これは『俗事百工起源』という幕末の書物に記された説ですが、牛久沼のほとりにも別の説が伝えられています。こちらも今助が発案者であることは共通しているのですが、つぎのような話です。
今助が牛久沼の渡し船を待ちながら、名物の鰻を注文したところ、船出に間に合わなくなり、あわてて鰻をご飯の上に乗せて食べたところ、これが美味だったので、以後そうするようになった、というものです。
いずれにしても大久保今助という人物が「うな丼」の発明者であることは変わらないようです。
ところで牛久沼の渡し船ですが、当時の水戸街道は沼から大きく迂回したルートを通っていました。
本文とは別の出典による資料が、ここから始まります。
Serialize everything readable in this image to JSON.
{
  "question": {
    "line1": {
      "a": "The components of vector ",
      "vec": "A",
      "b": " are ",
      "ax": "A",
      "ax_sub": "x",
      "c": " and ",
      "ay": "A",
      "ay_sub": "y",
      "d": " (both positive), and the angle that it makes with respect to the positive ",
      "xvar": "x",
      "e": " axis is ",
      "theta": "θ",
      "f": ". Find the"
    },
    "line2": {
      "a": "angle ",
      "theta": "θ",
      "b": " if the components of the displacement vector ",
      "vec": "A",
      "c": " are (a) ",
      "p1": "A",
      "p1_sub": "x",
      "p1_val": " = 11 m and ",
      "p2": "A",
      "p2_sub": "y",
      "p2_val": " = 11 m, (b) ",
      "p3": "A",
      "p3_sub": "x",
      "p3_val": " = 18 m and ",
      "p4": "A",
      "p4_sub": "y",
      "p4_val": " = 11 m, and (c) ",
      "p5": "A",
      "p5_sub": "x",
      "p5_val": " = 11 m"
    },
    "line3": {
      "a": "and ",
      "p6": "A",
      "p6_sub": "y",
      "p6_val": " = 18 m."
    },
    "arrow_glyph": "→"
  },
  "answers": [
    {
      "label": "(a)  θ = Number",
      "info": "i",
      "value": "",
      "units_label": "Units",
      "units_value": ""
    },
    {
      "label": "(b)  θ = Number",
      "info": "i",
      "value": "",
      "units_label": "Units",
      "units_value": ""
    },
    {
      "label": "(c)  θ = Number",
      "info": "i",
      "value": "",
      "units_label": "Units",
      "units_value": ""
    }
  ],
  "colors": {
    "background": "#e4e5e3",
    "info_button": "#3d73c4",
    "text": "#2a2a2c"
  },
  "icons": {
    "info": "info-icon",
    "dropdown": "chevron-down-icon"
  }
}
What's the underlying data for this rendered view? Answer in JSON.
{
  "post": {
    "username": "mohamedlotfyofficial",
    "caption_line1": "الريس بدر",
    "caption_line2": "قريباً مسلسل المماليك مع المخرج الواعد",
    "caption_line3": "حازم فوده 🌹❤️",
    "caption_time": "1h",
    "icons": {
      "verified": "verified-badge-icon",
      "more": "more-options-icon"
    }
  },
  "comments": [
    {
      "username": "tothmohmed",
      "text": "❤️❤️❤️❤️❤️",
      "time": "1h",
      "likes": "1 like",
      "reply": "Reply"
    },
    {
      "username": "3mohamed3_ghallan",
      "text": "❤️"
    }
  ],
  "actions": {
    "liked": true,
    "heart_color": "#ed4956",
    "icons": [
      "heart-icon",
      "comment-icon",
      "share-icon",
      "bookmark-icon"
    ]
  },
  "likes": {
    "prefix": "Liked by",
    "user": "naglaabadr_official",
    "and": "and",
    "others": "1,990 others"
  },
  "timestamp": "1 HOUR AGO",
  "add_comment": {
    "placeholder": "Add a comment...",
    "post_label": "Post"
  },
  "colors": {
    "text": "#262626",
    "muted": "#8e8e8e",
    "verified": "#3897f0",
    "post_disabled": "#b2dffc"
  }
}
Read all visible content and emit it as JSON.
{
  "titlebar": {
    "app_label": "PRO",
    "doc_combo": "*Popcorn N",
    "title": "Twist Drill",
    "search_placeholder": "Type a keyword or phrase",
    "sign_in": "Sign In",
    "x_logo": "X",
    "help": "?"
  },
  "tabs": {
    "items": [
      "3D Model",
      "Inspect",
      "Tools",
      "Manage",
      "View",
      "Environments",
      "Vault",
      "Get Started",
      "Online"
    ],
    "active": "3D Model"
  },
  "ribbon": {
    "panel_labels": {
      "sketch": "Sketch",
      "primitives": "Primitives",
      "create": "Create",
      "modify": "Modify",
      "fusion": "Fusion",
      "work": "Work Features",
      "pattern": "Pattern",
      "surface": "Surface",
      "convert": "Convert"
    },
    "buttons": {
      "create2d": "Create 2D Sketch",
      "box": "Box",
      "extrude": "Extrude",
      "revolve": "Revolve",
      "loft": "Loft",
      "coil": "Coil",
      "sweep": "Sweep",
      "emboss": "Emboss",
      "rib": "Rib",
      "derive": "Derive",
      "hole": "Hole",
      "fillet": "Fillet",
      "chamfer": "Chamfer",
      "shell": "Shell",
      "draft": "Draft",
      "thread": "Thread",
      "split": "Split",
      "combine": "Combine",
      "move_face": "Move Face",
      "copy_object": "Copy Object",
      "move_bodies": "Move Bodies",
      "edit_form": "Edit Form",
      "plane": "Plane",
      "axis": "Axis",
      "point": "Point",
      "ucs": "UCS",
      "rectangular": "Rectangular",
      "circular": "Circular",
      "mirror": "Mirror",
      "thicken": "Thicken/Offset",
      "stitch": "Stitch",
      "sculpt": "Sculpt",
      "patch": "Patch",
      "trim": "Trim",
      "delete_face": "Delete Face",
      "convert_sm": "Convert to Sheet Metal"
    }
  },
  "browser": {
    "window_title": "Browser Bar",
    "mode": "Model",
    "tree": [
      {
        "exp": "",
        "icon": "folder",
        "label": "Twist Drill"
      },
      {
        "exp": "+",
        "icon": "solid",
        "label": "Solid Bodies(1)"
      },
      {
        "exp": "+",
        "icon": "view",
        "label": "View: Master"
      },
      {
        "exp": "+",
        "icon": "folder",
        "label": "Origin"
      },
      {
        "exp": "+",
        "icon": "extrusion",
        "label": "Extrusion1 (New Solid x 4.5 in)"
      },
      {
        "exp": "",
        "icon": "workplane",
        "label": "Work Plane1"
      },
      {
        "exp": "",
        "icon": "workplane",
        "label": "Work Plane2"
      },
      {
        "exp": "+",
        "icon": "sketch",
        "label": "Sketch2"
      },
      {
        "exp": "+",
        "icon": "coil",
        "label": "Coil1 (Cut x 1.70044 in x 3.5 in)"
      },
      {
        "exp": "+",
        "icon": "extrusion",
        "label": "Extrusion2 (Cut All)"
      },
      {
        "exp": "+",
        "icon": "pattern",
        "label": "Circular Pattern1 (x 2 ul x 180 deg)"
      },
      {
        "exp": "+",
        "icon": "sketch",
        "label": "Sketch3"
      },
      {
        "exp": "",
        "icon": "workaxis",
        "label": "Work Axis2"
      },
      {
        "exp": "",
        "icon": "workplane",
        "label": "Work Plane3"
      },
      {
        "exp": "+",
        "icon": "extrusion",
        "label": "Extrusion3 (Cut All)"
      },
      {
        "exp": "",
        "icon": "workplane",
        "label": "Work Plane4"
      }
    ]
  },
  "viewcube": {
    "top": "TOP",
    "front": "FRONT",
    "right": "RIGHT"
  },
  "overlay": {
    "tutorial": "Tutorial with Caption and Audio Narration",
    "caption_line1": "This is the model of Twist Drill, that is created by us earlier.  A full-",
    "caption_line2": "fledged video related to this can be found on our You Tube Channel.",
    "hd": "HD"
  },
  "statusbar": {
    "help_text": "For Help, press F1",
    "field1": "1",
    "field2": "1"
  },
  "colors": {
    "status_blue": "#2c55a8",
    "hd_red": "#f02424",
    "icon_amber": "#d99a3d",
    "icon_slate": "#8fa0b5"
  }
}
そのため、牛久沼をショートカットして直線的に船で渡るルート(現在の国道六号線のルートにあたると思われます。当時は現在の常磐線付近まで沼地でした)が繁盛し、待合の茶屋では沼で獲れた鰻を供していたようです。現在も往時ほどではないですが、数軒の鰻屋があります。 なお、国道六号線(陸前浜街道)は、明治十七年に女化原(牛久市)で開催が予定されていた陸軍大演習(天皇も臨席)に備え地元の有力者が発起人となり、沼を埋め立て二年で完成させたものです。この道に沿って常磐線が明治二十九年に開通しますが、新道のおかげで路盤工事が容易であったといわれています。